Configuration
Catalog
Defaults
These are the final fallbacks you can set for required information for imported datasets. These will only be used if no other options are available from the dataset or a source specific setting.
Customizing Naming Validation
The software catalog has default constraints on naming for everything ingested. Given the length of some entities that may come from the data registry, you may need to alter the maximum length of an entity name. You can see how to do that here.
Filters
The Registry can be configured to exclude datasets from syncing to the Catalog. This may be useful for excluding test or dev tables for example. The 'filters' section of the config allows you to list out regex patterns that will be matched against to decide which dataset names to exclude.
The 'Catalog Exclusions' tab on the Data Overview Dashboard will display all datasets in the Registry which are currently being excluded from the catalog based on the configured filters.
Schedules
The schedule tab has three time configurable settings. The frequency setting accepts standard
cronjob
syntax. frequency
is how often the data stored in the registry will be written to the catalog.
For the other schedule options, they use a human readable time configuration. It will process the same way as the cron but may be easier to set for the other schedule tabs:
timeout
, how long a catalog sync runs before it’s considered timed out and ended so a new invocation can startinitialDelay
, how long the registry waits before the first sync starts
The example below has a timeout of 5 minutes for each scheduled sync and the registry would sync all datasets in it to the catalog every 5 minutes.
Registry
entityRetentionTimeInDays
controls how long entities (either datasets or dbt projects) will persist in the registry after they stop appearing in ingestions from the source systems. By default, this value is 0. Setting this config value to 10 for example, would mean an arbitrary BigQuery table would have to be missing from the ingestions for 10 consecutive days before being removed from Portal. Configuring this value to a higher number might be desirable if you want to be insulated from losing an entity's history if an entity was temporarily missing from an ingestion, but not truly deleted (testing out config changes, permissions changing, etc).

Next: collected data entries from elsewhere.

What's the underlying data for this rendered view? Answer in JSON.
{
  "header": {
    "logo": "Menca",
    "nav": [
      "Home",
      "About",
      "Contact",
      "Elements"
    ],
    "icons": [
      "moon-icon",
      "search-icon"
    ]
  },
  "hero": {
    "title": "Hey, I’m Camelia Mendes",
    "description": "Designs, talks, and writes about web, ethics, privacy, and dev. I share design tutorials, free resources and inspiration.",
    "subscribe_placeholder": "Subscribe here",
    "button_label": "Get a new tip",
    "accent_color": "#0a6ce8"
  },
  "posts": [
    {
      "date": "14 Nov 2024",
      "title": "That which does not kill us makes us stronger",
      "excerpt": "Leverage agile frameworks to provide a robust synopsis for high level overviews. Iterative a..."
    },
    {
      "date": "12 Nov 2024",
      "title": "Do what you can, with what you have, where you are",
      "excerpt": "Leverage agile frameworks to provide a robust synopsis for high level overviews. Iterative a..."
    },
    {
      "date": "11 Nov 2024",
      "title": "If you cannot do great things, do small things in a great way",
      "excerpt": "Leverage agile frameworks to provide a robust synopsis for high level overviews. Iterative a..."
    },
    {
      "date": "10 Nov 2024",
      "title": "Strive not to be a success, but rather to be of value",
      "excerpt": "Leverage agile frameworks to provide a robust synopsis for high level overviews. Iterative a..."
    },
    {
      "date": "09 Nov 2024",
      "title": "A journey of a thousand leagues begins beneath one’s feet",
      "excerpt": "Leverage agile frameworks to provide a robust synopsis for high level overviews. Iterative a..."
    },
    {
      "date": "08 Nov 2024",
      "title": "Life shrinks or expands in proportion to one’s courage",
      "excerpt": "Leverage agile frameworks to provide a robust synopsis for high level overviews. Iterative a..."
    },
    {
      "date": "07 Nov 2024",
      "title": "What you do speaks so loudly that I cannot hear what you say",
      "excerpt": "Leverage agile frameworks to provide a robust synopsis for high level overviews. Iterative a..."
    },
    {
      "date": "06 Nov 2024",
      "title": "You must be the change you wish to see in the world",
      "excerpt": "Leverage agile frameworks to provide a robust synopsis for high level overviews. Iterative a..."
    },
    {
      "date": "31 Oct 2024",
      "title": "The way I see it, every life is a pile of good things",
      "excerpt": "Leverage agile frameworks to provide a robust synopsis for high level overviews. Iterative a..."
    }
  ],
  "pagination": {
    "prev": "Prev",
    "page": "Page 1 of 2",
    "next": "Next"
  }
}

For example, say a BigQuery table was ingested into the Data Registry, but then deleted the next day. In the next scheduled BigQuery ingestion, this table represented in the Data Registry would be removed from the Registry, and eventually the Software Catalog. This means there would no longer be a Dataset Entity page for this table, nor any reference to it in Portal. If the table is added back in BigQuery itself, then it will be re-ingested into the Data Registry (and sync into the Software Catalog).
History
The registry keeps history for easier reference or rollbacks of data. The default setting if not configured is 90 days worth
of data but this can be fine tuned in the registry
configs by setting retentionTimeInDays
.
cleanup
schedules how often data past its retention is cleaned up from the history. The scheduler is in the same format as
the catalog sync. The default is every day at midnight if unset.
record
is a finer scheduler that determines how often a snapshot of the registry is taken. The scheduler is in the same format
as the catalog sync. The default if unset is every 12 hours.
Integration Defaults
The registry has default settings available for scheduling also. These defaults are for how often the sources will sync to the registry if it is not explicitly defined at an individual source level. The config settings are the same available on the catalog, reference Schedules above.